Premier Gordon Campbell made a few bold promises during a Wednesday morning speaking engagement at the world's biggest McDonald's on the Olympic Green.

Campbell's answer was blunt when asked if Vancouver would follow Beijing's example and remove or warehouse homeless Downtown Eastsiders during the 2010 Winter Olympics,

"That's simply not going to happen," Campbell said.

Meanwhile, Campbell reacted to the fakery of Beijing's opening ceremony with another pledge. "No lip-synching, I can tell you right now."

A day earlier, he vowed that violent Olympics foes wouldn't be tolerated. He softened that message when asked about an Aug. 6 firebombing of a B.C. Sheriff Services vehicle on the DTES. He said he wasn't aware of the incident, which was publicized on an anti-Olympics e-mail newsletter.

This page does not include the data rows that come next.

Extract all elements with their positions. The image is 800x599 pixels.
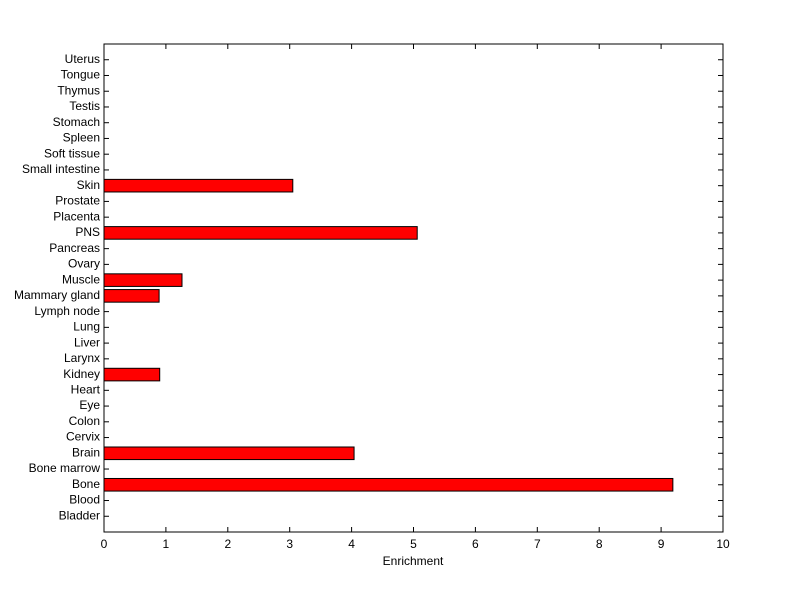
bar xyxy=(103,446,355,461)
bar xyxy=(103,226,418,240)
x-tick-label: 0 xyxy=(101,537,108,551)
y-tick-label: Colon xyxy=(69,414,100,428)
x-tick-label: 4 xyxy=(348,537,355,551)
bar xyxy=(103,273,183,287)
x-tick-label: 2 xyxy=(224,537,231,551)
y-tick-label: Ovary xyxy=(68,257,100,271)
y-tick-label: PNS xyxy=(75,225,100,239)
y-tick-label: Bladder xyxy=(59,508,100,522)
x-tick-label: 8 xyxy=(596,537,603,551)
y-tick-label: Stomach xyxy=(53,115,100,129)
y-tick-label: Brain xyxy=(72,445,100,459)
y-tick-label: Mammary gland xyxy=(14,288,100,302)
y-tick-label: Lung xyxy=(73,320,100,334)
y-tick-label: Liver xyxy=(74,335,100,349)
x-tick-label: 5 xyxy=(410,537,417,551)
y-tick-label: Heart xyxy=(71,382,101,396)
y-tick-label: Placenta xyxy=(53,209,100,223)
bar xyxy=(103,178,294,193)
y-tick-label: Testis xyxy=(69,99,100,113)
y-tick-label: Uterus xyxy=(65,52,100,66)
x-tick-label: 6 xyxy=(472,537,479,551)
x-tick-label: 10 xyxy=(716,537,730,551)
y-tick-label: Blood xyxy=(69,493,100,507)
y-tick-label: Tongue xyxy=(61,68,101,82)
y-tick-label: Muscle xyxy=(62,272,100,286)
y-tick-label: Bone marrow xyxy=(29,461,101,475)
y-tick-label: Skin xyxy=(77,178,100,192)
y-tick-label: Lymph node xyxy=(34,304,100,318)
y-tick-label: Soft tissue xyxy=(44,146,100,160)
bar xyxy=(103,289,160,303)
x-tick-label: 9 xyxy=(658,537,665,551)
y-tick-label: Pancreas xyxy=(49,241,100,255)
y-tick-label: Spleen xyxy=(63,131,100,145)
bar xyxy=(103,477,674,492)
x-axis-label: Enrichment xyxy=(383,554,444,568)
y-tick-label: Cervix xyxy=(66,430,100,444)
x-tick-label: 7 xyxy=(534,537,541,551)
x-tick-label: 1 xyxy=(163,537,170,551)
y-tick-label: Eye xyxy=(79,398,100,412)
x-tick-label: 3 xyxy=(286,537,293,551)
y-tick-label: Kidney xyxy=(63,367,100,381)
y-tick-label: Prostate xyxy=(55,194,100,208)
y-tick-label: Thymus xyxy=(57,83,100,97)
y-tick-label: Small intestine xyxy=(22,162,100,176)
bar xyxy=(103,367,161,382)
y-tick-label: Larynx xyxy=(64,351,100,365)
y-tick-label: Bone xyxy=(72,477,100,491)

"There are people who will try and take an Olympics and take it down. I think there's a far, far greater number of people who see the Olympics as something that raises us all up," Campbell said. "It brings a magnifying glass to the things that are problems, as well as to the things that are opportunities. In that way, it gives us the opportunity to see the things that we can do better."

Anonymous vandals have boasted on anarchist blogs about damaging premises of Vancouver 2010 sponsors Royal Bank, Bell, General Motors and McDonald's throughout the last year.

BUMS IN SEATS

VANOC CEO John Furlong has a plan to avoid the empty seat epidemic that besieged Torino and is now festering in Beijing. Games' organizers here claim events are sold out, but large blocks of seats bought by sponsors are going unused.

Furlong said Vancouver's plan would become apparent when 2010 tickets go on public sale Oct. 3.

"The goal is to put a person in every seat. I don't think anybody gets any pleasure of being in a stadium where people are dying to get in and they're not able to," Furlong said.

VANOC ticket provider Tickets.com has developed online and mobile ticketing systems that could be used in Vancouver.

BEIJING BOARDER

Canadian-raised snowboarder Korath Wright took a detour to his New Zealand training camp by visiting the Beijing Games.

Observing what makes an Olympics tick - including athlete transportation and accommodation - is part of Wright's strategy to not only qualify for Vancouver 2010, but to wind up on the podium representing his native Bahamas in halfpipe.